The Mercury News - April 19, 2004
Bowie pushes his rock fans to keep up with new changes
By Brad Kava
No one was more aware of the irony of his Dorian Gray life than 57-year-old rocker David Bowie.
At his 2 1/2-hour intimate and captivating Berkeley Community Theater show Friday night, the thin blond duke was a man of constant irony. He looked 25, sang and danced like he was 16 and played hits and obscurities that spanned more than three decades.
"I couldn't accept your money," he said to an audience member who offered some if he would play a request, adding: "Yeah, right!" He pranced theatrically, calling himself the Artful Dodger; he imitated Americans and Americans imitating the British; he complained about the placement of the monitor speakers by Clear Channel, which promoted the show, and passed out earplugs to people in the front row. He chastised security guards who stopped people from dancing in the aisles, asking them to stop only the ones dancing "dangerously."
When the audience booed the mention of the concert company, he joked that he liked to say the name, just to get a reaction from Americans.
After playing a 1969 song, "The Supermen," he recited some of its lyrics: "All the world was young/mountain mystic hung."
"Sophomoric slush," he laughed in self-criticism.
No one was having more fun than the man on stage, smiling and waving and looking so fine, the 3,000-seat theater felt like a small club.
He played a lot of newer songs - but those were the ones that the audience sat down for.

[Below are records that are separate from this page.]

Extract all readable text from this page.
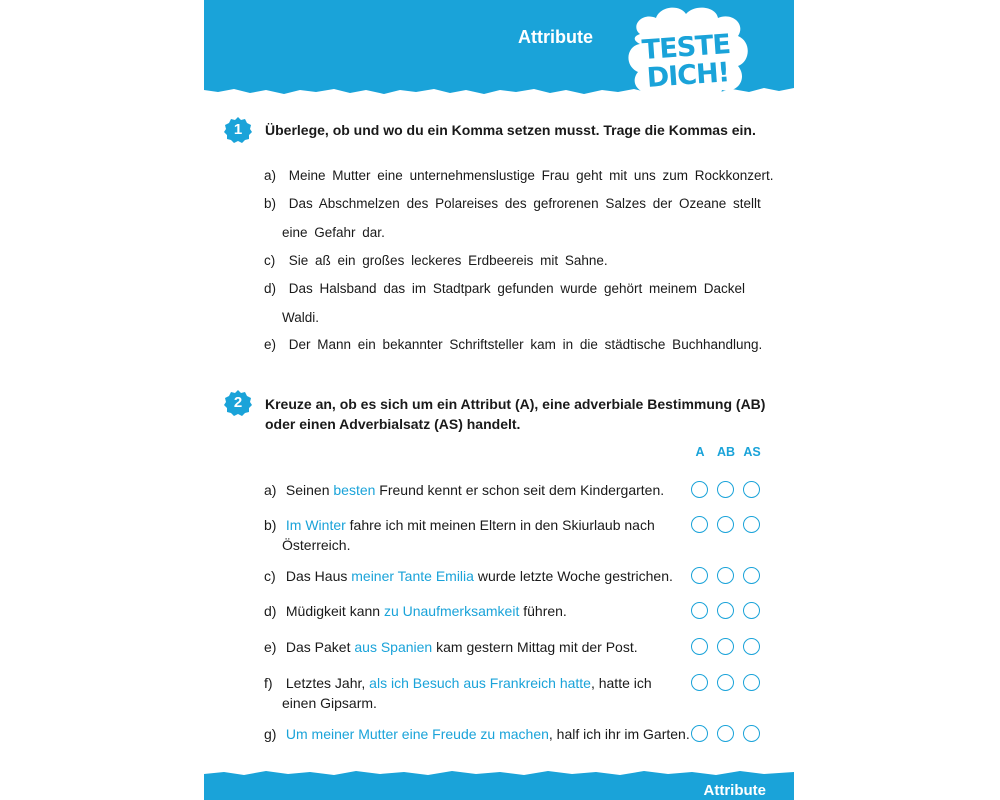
Attribute	TESTE DICH!
1	Überlege, ob und wo du ein Komma setzen musst. Trage die Kommas ein.
a) Meine Mutter eine unternehmenslustige Frau geht mit uns zum Rockkonzert.
b) Das Abschmelzen des Polareises des gefrorenen Salzes der Ozeane stellt
eine Gefahr dar.
c) Sie aß ein großes leckeres Erdbeereis mit Sahne.
d) Das Halsband das im Stadtpark gefunden wurde gehört meinem Dackel
Waldi.
e) Der Mann ein bekannter Schriftsteller kam in die städtische Buchhandlung.
2	Kreuze an, ob es sich um ein Attribut (A), eine adverbiale Bestimmung (AB)
oder einen Adverbialsatz (AS) handelt.
A AB AS
a) Seinen besten Freund kennt er schon seit dem Kindergarten.
b) Im Winter fahre ich mit meinen Eltern in den Skiurlaub nach
Österreich.
c) Das Haus meiner Tante Emilia wurde letzte Woche gestrichen.
d) Müdigkeit kann zu Unaufmerksamkeit führen.
e) Das Paket aus Spanien kam gestern Mittag mit der Post.
f) Letztes Jahr, als ich Besuch aus Frankreich hatte, hatte ich
einen Gipsarm.
g) Um meiner Mutter eine Freude zu machen, half ich ihr im Garten.
Attribute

Is the new material worse than the old, or is the artist just ahead of an audience that cherishes only what it's heard a thousand times? Some of both. Parts were indistinct and tedious. But the rest had the mark of future classics.
One of the best was "Hallo Spaceboy" off 1997's "Earthling." It thundered and demanded to be sung along with, like the best classic rock, even though it was ignored when it was released. "Slip Away," off 2002's "Heathen" was bolstered by vocals from the Polyphonic Spree. In their flying-saucer cult robes, their Partridge Family-on-acid presence was just what the song needed.
There were plenty of ancient works: "Ziggy," "Ashes to Ashes," "Changes." But Bowie seemed to have more passion for the newer material.
That's the mark of a great performer: He still needs to challenge himself and it's up to us to keep up.